Once the process model and supporting database are established, the work shifts to the construction of an inclusive data model. The data model is the basis for the application of appropriate statistical and visual tools, and algorithms, to generate an accurate and reliable predictive model. There is an abundance of excellent tools and methodologies available for this task. The book, Advanced Analytics Methodologies: Driving Business Value with Analytics, by Michele Chambers and Thomas Dinsmore, provides a clear and useful explanation for these techniques.

Training and testing with carefully selected data sets are critical to validating the data model and generating accurate and reliable predictions. The testing and refinement cycle produces confidence in predictive models, as recently demonstrated by the COVID-19 models.

While many excellent statistical and visual tools are available for facilitating the creation of analytics models, there is a tendency to rely on them too much and not focus on understanding the business process and carefully identifying the inherent predictive variables.

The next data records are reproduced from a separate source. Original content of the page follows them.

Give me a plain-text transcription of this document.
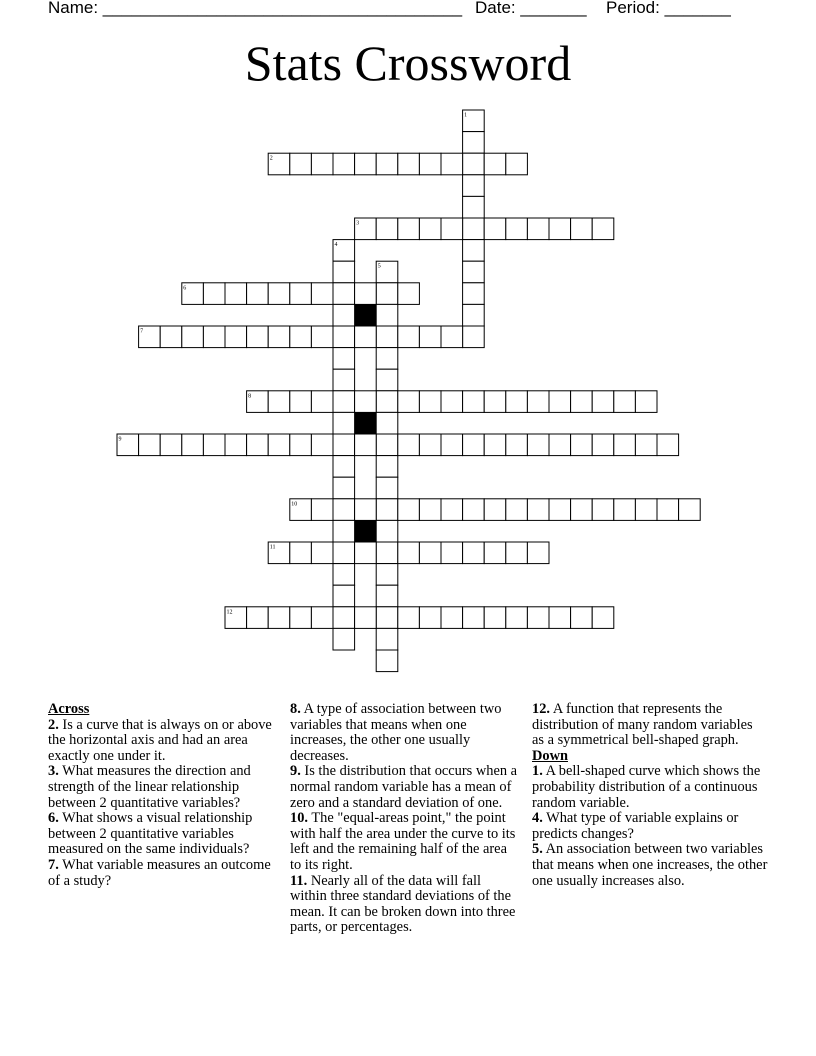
Name: ______________________________________ Date: _______ Period: _______
Stats Crossword
1
2
3
4
5
6
7
8
9
10
11
12
Across
2. Is a curve that is always on or above the horizontal axis and had an area exactly one under it.
3. What measures the direction and strength of the linear relationship between 2 quantitative variables?
6. What shows a visual relationship between 2 quantitative variables measured on the same individuals?
7. What variable measures an outcome of a study?
8. A type of association between two variables that means when one increases, the other one usually decreases.
9. Is the distribution that occurs when a normal random variable has a mean of zero and a standard deviation of one.
10. The "equal-areas point," the point with half the area under the curve to its left and the remaining half of the area to its right.
11. Nearly all of the data will fall within three standard deviations of the mean. It can be broken down into three parts, or percentages.
12. A function that represents the distribution of many random variables as a symmetrical bell-shaped graph.
Down
1. A bell-shaped curve which shows the probability distribution of a continuous random variable.
4. What type of variable explains or predicts changes?
5. An association between two variables that means when one increases, the other one usually increases also.
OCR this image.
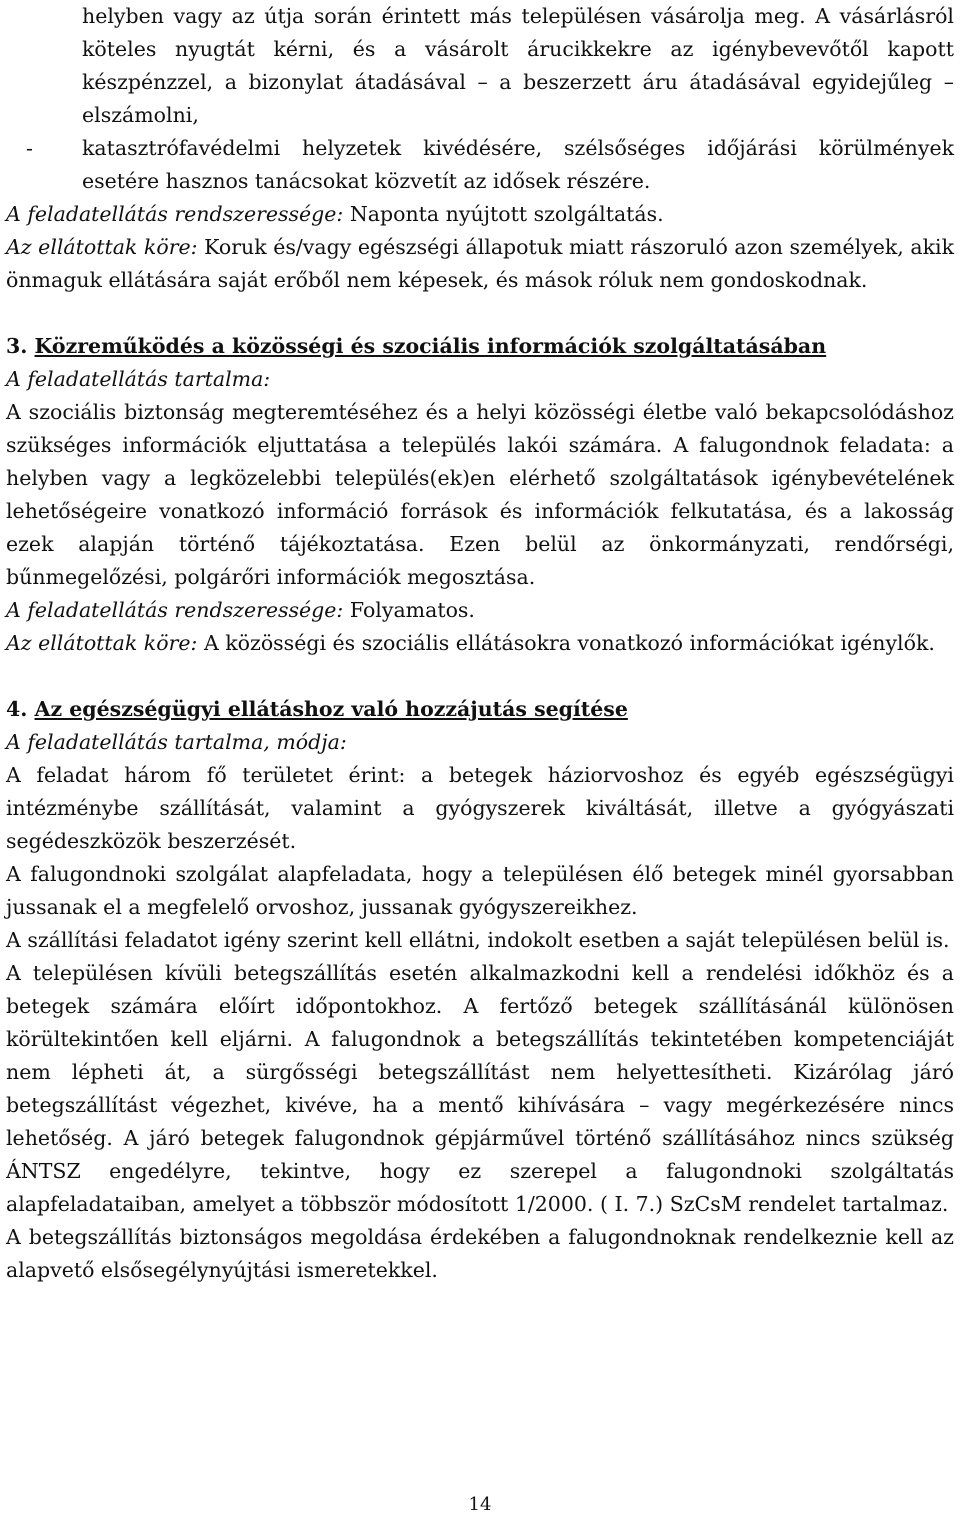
helyben vagy az útja során érintett más településen vásárolja meg. A vásárlásról köteles nyugtát kérni, és a vásárolt árucikkekre az igénybevevőtől kapott készpénzzel, a bizonylat átadásával – a beszerzett áru átadásával egyidejűleg – elszámolni,

- katasztrófavédelmi helyzetek kivédésére, szélsőséges időjárási körülmények esetére hasznos tanácsokat közvetít az idősek részére.

A feladatellátás rendszeressége: Naponta nyújtott szolgáltatás.

Az ellátottak köre: Koruk és/vagy egészségi állapotuk miatt rászoruló azon személyek, akik önmaguk ellátására saját erőből nem képesek, és mások róluk nem gondoskodnak.

3. Közreműködés a közösségi és szociális információk szolgáltatásában

A feladatellátás tartalma:

A szociális biztonság megteremtéséhez és a helyi közösségi életbe való bekapcsolódáshoz szükséges információk eljuttatása a település lakói számára. A falugondnok feladata: a helyben vagy a legközelebbi település(ek)en elérhető szolgáltatások igénybevételének lehetőségeire vonatkozó információ források és információk felkutatása, és a lakosság ezek alapján történő tájékoztatása. Ezen belül az önkormányzati, rendőrségi, bűnmegelőzési, polgárőri információk megosztása.

A feladatellátás rendszeressége: Folyamatos.

Az ellátottak köre: A közösségi és szociális ellátásokra vonatkozó információkat igénylők.

4. Az egészségügyi ellátáshoz való hozzájutás segítése

A feladatellátás tartalma, módja:

A feladat három fő területet érint: a betegek háziorvoshoz és egyéb egészségügyi intézménybe szállítását, valamint a gyógyszerek kiváltását, illetve a gyógyászati segédeszközök beszerzését.

A falugondnoki szolgálat alapfeladata, hogy a településen élő betegek minél gyorsabban jussanak el a megfelelő orvoshoz, jussanak gyógyszereikhez.

A szállítási feladatot igény szerint kell ellátni, indokolt esetben a saját településen belül is.

A településen kívüli betegszállítás esetén alkalmazkodni kell a rendelési időkhöz és a betegek számára előírt időpontokhoz. A fertőző betegek szállításánál különösen körültekintően kell eljárni. A falugondnok a betegszállítás tekintetében kompetenciáját nem lépheti át, a sürgősségi betegszállítást nem helyettesítheti. Kizárólag járó betegszállítást végezhet, kivéve, ha a mentő kihívására – vagy megérkezésére nincs lehetőség. A járó betegek falugondnok gépjárművel történő szállításához nincs szükség ÁNTSZ engedélyre, tekintve, hogy ez szerepel a falugondnoki szolgáltatás alapfeladataiban, amelyet a többször módosított 1/2000. ( I. 7.) SzCsM rendelet tartalmaz.

A betegszállítás biztonságos megoldása érdekében a falugondnoknak rendelkeznie kell az alapvető elsősegélynyújtási ismeretekkel.

14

The guidance and insight of process owners and operators are key to the development of an appropriate process model, data model and predictive model.

It is important to note that an unrelated variable and data can appear to be predictive when the positive correlation is coincidental. A famous example of this known as the Mierscheid Law, is the correlation of the Social Democratic Party of Germany’s share of the popular vote with the size of crude steel production in Western Germany.

The business payoff for getting the models right clearly justifies the significant effort needed. Predictions from sub-optimal models can produce counterproductive results or less beneficial results. Right models produce optimal predictions and better business decisions.

Getting the models right requires:

  • Clearly defining the purpose of the model, e.g., the question(s) to be answered.
  • Understanding the process and identifying the intrinsic predictive variables.
  • Creating or updating the process model first.
  • Careful evaluation of data for potential predictive variables to confirm causal relationship.
  • Discarding potential predictive variables with high correlation value that a causal relationship cannot be established.
  • Guidance from the process experts (process owners and operators) during all stages in development of models.
  • Avoiding overreliance on modelling tools.

Keeping the models right

Most beneficial predictive models need enhancement as the business environment changes, process changes occur and when additional and previously inaccessible data become available. The disruptive effect of the COVID-19 pandemic on retail business in particular, and the vast amount of additional customer data made available due to the massive increase in online transactions, warrant review and update of process, data and predictive models as a regular practice.

Big data is even bigger now and provides more potential data, in terms of variables, relationships and volume.